まるで通り魔のような行動だったが、そのおかげで決して少なくない数の魔獣兵が倒され、怪我を負わされ、戦っていたミレアーナ王国軍の者達は九死に一生を得ることが出来ていた。
敵の指揮官と戦っているエレーナを目指して走っているのだが、余程に激しく動きながら戦い続けているのだろう。戦場からかなり離れた場所で戦っているらしく、周囲を見渡してもエレーナの特徴ともいえる豪奢な金髪を見ることは出来ない。

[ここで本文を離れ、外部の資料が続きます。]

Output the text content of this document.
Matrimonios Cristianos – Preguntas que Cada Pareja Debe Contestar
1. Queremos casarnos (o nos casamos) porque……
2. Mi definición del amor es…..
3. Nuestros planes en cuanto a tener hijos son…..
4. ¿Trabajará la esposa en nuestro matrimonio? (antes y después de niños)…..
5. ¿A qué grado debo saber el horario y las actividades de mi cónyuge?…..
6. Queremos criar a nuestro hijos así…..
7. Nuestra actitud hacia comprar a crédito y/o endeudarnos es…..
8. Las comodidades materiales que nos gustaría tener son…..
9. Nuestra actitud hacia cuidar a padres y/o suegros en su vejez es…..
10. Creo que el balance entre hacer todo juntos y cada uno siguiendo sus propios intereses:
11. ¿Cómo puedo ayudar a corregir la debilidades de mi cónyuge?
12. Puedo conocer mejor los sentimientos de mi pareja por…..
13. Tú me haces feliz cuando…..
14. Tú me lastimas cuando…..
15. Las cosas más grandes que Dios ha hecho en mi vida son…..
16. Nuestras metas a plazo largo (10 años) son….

そんな風に周囲を鋭く見回して走っていると、ふと見覚えのある人物が目に入る。エレーナではないが、エレーナの側近ともいえる人物だ。巨大なバトルアックスを振るい、複数の魔獣兵と戦いを繰り広げているのが見て取れた。
「よし!」
その人物がアーラであるのなら、間違い無くエレーナがどこで戦っているのかを知っているだろう。そう判断したレイは、デスサイズを構えつつアーラと戦っている魔獣兵へと近付いていく。
(……何だ?)
戦闘している場所へと近づき、違和感を覚えるレイ。
アーラと戦っている魔獣兵の動きは非常に鈍く、更に身体から触手のようなものが生えているのだ。その触手のようなものは、少し離れた位置にいる魔獣兵へと繋がっているらしいのが見て取れた。

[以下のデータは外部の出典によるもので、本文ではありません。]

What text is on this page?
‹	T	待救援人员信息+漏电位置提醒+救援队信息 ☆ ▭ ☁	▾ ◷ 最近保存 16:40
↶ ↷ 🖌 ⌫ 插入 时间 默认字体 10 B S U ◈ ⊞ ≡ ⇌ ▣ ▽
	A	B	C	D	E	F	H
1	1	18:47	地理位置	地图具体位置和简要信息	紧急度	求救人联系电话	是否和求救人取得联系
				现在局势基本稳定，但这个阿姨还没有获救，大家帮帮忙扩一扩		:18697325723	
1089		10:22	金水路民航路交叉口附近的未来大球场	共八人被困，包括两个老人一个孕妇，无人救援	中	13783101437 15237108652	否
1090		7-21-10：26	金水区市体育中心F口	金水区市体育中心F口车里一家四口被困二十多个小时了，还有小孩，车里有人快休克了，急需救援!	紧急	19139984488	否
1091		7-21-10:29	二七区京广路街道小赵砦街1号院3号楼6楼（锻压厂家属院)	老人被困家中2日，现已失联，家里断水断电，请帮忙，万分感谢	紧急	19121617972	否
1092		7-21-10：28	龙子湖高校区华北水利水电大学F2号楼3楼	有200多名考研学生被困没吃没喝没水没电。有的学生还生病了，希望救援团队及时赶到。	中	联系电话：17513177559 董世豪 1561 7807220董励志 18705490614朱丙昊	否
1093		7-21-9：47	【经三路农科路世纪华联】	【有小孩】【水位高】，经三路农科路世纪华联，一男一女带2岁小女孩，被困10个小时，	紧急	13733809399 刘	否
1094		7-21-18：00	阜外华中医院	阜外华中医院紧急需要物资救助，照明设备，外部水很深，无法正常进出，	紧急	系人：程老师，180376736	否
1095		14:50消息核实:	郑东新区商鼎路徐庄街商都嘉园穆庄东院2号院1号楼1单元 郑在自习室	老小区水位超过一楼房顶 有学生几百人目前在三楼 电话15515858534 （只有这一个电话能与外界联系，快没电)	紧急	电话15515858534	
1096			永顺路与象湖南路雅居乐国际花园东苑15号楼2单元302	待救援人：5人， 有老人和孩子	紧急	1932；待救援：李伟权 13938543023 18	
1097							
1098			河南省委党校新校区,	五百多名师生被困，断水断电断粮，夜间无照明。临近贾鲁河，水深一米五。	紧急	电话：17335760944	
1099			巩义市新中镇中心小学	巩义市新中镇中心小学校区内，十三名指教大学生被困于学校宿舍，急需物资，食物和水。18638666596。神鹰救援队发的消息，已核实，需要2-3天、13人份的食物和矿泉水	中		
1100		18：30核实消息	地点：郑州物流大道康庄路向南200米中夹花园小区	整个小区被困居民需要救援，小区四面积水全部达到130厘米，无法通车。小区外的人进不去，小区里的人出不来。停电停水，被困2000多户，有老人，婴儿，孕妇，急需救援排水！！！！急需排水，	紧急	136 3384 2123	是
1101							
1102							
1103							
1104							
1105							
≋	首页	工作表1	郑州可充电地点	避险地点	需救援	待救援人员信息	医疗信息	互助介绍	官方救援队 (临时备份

一瞬、その後ろ姿に既視感のようなものを覚えたレイだったが、それどころではないと判断してアーラの方へと近付いていく。そして通り抜け様に、触手を使って魔獣兵を操っていると思しき者の背後からデスサイズを横薙ぎに一閃し……
斬っ!
「ケヒッ!?」
胴体を上下に分けられて地面へと倒れた魔獣兵をそのままに、アーラへと近付いていく。
不幸中の幸いというべきか、アーラと戦っていた魔獣兵はレイがデスサイズで一閃した魔獣兵が地面へと倒れ込んだ途端に、こちらもまた同様に地面へと倒れ込む。
(触手? いや、木の根か?)
地面に倒れ込んだ魔獣兵達に一瞬視線を向け、呆気に取られているアーラの方へと急ぐ。
「アーラ、エレーナがどこで戦っているか分かるか!?」
「え、ええ。その、少し前にあちらの方で連接剣が鞭状態になっているのを見ましたけど……あの、レイ殿? 今誰を斬ったか……あれ?」
アーラの返事を聞くや否や、示された方へと向かっていくレイ。
その後ろ姿を見送り、唖然とした表情で胴体が真っ二つにされてしまったかつての同僚へと視線を向ける。
「……相手にもされなかったわね。哀れな最期だこと」
急激に静まった戦場に、アーラの哀れみの混じったような声が響くのだった。